The government and TEPCO should fundamentally review their responses to the nuclear disaster, such as the development of technologies necessary to decommission the plant and ways to reduce decommissioning costs.

Meltdowns occurred in the cores of the No. 1 to 3 reactors at the Fukushima No. 1 Nuclear Power Plant in the accident. According to the road map toward decommissioning the plant, drawn up by the government and TEPCO, the utility is supposed to determine a method to remove melted fuel at one of the reactors by the end of fiscal 2018 and begin work within 2021.

To do so, it is necessary to ascertain where and how deposits of melted fuel are scattered, but this remains unclear.

TEPCO hit a snag at the beginning of the recent survey on the No. 2 reactor. Still, the condition of the reactor is far better than those of the No. 1 and 3 reactors -- which were badly damaged in hydrogen explosions, obstructing surveys of their interiors.
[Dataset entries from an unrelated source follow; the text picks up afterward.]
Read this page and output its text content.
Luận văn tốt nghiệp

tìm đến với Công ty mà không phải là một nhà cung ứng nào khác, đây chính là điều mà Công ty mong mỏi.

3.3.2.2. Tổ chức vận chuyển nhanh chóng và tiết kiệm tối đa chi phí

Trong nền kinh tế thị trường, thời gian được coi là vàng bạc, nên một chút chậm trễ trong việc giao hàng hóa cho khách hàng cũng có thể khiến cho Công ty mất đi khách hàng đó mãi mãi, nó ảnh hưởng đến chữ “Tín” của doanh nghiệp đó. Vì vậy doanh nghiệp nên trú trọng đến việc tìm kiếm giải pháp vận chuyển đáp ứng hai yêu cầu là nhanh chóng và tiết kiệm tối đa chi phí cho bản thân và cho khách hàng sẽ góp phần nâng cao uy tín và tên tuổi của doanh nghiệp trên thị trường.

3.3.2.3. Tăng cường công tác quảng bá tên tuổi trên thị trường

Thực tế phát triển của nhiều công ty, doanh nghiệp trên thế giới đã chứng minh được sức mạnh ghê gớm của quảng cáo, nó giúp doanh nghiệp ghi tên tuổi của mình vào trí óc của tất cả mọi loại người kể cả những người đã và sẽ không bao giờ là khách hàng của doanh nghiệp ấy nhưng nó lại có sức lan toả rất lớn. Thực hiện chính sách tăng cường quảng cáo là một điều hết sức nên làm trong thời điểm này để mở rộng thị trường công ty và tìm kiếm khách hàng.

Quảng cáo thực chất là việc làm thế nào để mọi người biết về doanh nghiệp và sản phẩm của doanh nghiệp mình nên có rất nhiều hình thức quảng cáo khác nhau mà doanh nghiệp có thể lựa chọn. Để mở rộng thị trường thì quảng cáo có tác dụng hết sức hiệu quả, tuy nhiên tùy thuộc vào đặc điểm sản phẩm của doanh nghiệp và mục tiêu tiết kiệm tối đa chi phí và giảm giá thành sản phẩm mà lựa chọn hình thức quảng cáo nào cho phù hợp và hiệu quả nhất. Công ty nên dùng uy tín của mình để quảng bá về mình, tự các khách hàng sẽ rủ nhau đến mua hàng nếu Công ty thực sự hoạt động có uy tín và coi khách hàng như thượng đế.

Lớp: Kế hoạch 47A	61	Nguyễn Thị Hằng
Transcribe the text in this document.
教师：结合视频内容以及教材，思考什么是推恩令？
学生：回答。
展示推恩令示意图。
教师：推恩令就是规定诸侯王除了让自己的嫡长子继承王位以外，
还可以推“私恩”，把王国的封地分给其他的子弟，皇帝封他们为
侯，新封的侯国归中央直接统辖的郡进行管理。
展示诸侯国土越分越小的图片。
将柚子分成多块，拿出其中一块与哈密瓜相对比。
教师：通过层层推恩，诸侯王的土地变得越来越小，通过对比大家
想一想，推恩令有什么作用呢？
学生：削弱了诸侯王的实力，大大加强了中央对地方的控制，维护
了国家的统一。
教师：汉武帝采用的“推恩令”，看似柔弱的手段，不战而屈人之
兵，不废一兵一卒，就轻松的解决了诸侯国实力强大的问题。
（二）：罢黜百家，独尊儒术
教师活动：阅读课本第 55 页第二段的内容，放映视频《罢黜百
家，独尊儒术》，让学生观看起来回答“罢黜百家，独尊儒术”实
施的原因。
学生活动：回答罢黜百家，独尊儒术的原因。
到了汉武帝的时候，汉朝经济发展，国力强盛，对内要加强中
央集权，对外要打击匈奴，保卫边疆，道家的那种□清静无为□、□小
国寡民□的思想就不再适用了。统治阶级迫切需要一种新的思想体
Reactor core meltdowns occurred in an accident at a nuclear plant on Three Mile Island in the United States in 1979. Work to remove melted fuel commenced six years after the outbreak of the disaster and was completed 11 years after the accident. Workers remotely controlled a device to remove melted fuel from the pressure vessel while filling the vessel with water to block radiation.

Work at the Fukushima plant is far more difficult than at the Three Mile power station because nuclear fuel has melted and leaked out of the pressure vessels of the No. 1 to 3 reactors. How and where the melted fuel will be stored has not been decided yet. The government and TEPCO should obtain knowledge both from Japan and overseas to develop technologies to store melted fuel.

In considering the road map toward decommissioning the plant, it should be kept in mind that the degree of progress in the work will affect the restoration of areas hit by the nuclear disaster and the prospects for evacuated residents to return to their homes. However, if an unreasonably tight schedule is created, it could increase the risks of worker accidents and exposure to radiation.

Although it is a difficult task, the government and TEPCO are required to ensure transparency and steadily overcome obstacles to decommission the crippled power station.